Shechter has made his name with brooding, often angry, anguished works, which have seen him create the scores and well as the movement. It is loud and brash stuff and, with his most successful pieces, very impressive; what was a fascinating prospect was how he would interact with the classically trained bodies of The Royal Ballet's dancers, how his own aesthetic and focus might be altered in an encounter with dance artists from a world far removed from his own. The major disappointment with Untouchable is that they have not. The twenty young dancers are clearly having a ball, freed from the strictures of the perfect placement required by their level of classical dance, but Shechter seems to have taken little if anything of what they have to offer – they have learned how to perform his own brand of movement in the fashion of the dancers of his eponymously-named company. They bring the flexibility of their spines and the expressively of their arms to his choreography, rolling and lolling in true Shechter-like fashion.

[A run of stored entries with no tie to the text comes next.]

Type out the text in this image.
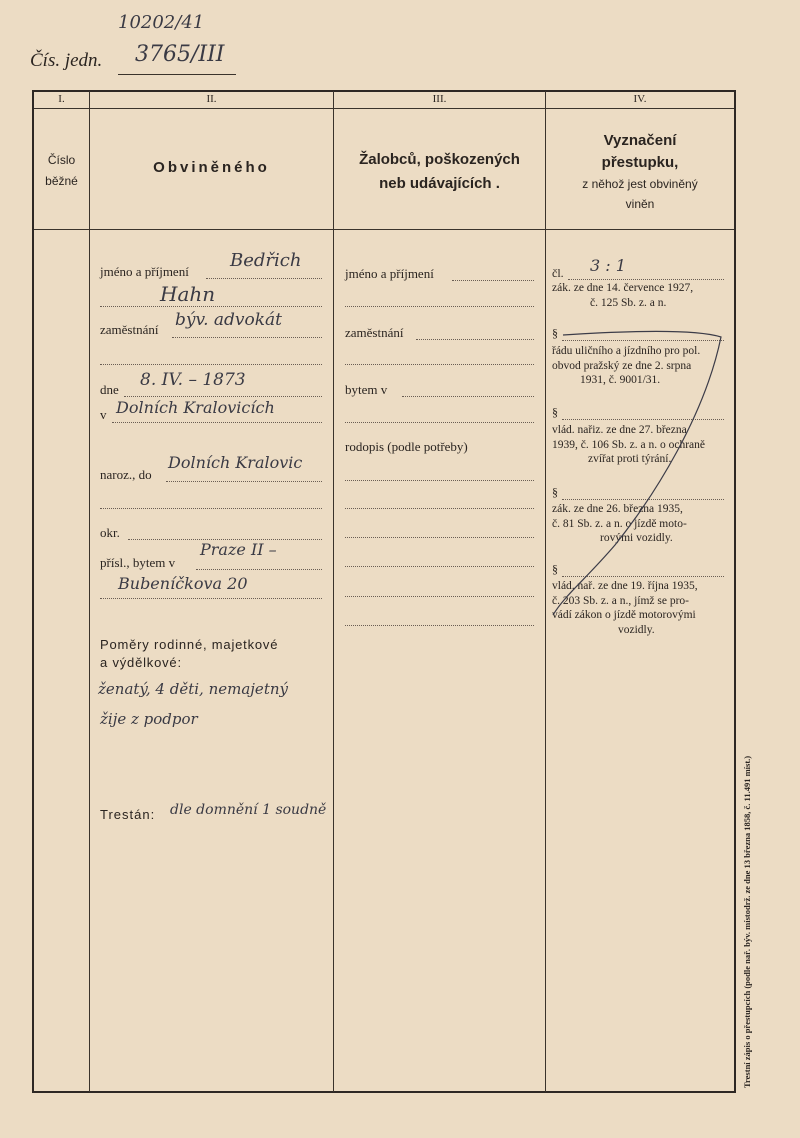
10202/41
Čís. jedn. 3765/III
I.	II.	III.	IV.
Číslo
běžné
Obviněného	Žalobců, poškozených
neb udávajících .
Vyznačení
přestupku,
z něhož jest obviněný
viněn
jméno a příjmení
Bedřich
Hahn
zaměstnání býv. advokát
dne 8. IV. – 1873
v Dolních Kralovicích
naroz., do
Dolních Kralovic
okr.
přísl., bytem v
Praze II –
Bubeníčkova 20
Poměry rodinné, majetkové
a výdělkové:
ženatý, 4 děti, nemajetný
žije z podpor
Trestán: dle domnění 1 soudně
jméno a příjmení
zaměstnání
bytem v
rodopis (podle potřeby)
čl. 3 : 1
zák. ze dne 14. července 1927,
č. 125 Sb. z. a n.
§
řádu uličního a jízdního pro pol.
obvod pražský ze dne 2. srpna
1931, č. 9001/31.
§
vlád. nařiz. ze dne 27. března
1939, č. 106 Sb. z. a n. o ochraně
zvířat proti týrání.
§
zák. ze dne 26. března 1935,
č. 81 Sb. z. a n. o jízdě moto-
rovými vozidly.
§
vlád. nař. ze dne 19. října 1935,
č. 203 Sb. z. a n., jímž se pro-
vádí zákon o jízdě motorovými
vozidly.
Trestní zápis o přestupcích (podle nař. býv. místodrž. ze dne 13 března 1858, č. 11.491 míst.)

Untouchable is apparently on the theme of immigration as Shechter himself declares himself to be an immigrant to this country. It opens with militaristic marching and immediately impresses with the cohesion of the twenty-strong ensemble, and indeed, ensemble is what Shechter does best, the mass movement rolling back and forth across the stage in an organic manner, dancers subsumed into the mass. Quite what it all has to do with immigration is anyone's guess (hints at different ethnictiies are to be gleaned from the costuming), but, no doubt to add the piquancy of relevance to this particular brew, it dawns on the audience that a voice intoning a repeated phrase in this Middle-Eastern inspired score is actually saying 'Nigel Farage' over and over again; I was unaware that the Leader of UKIP had as yet declared his policy on modern dance. And so it rolls on, the structure remaining unclear, despite stops and starts which divide the work into obvious sections but establish little if any difference between them. At one time matters seem to be coming to something of a climax only for it all to stop and start up again; at another juncture, the composers have thought it a musical wheeze, and perhaps a nod at lyric theatre itself, for the orchestra to deliver the sound of itself tuning up; this is typical of a creation which seems to be a conflation of disjointed ideas.
The new can be meant to shock, and when Kenneth MacMillan's version of The Rite of Spring for The Royal Ballet was premiered in 1962, there were howls of protest that there was not a single ballet move in the whole undertaking; that did not stop it from becoming one of the pearls of the company's repertoire and a towering achievement. Shechter's Untouchable is unlikely to attain such heights, for where MacMillan, a classical choreographer, forged a new, brilliant movement language for Stravinsky's extraordinary score and never repeated it, Shechter has simply brought more of what he has already created elsewhere. As an experiment for the company, it is to be applauded and has clearly stimulated its grouping of young dancers, but ultimately, that is as far as it goes.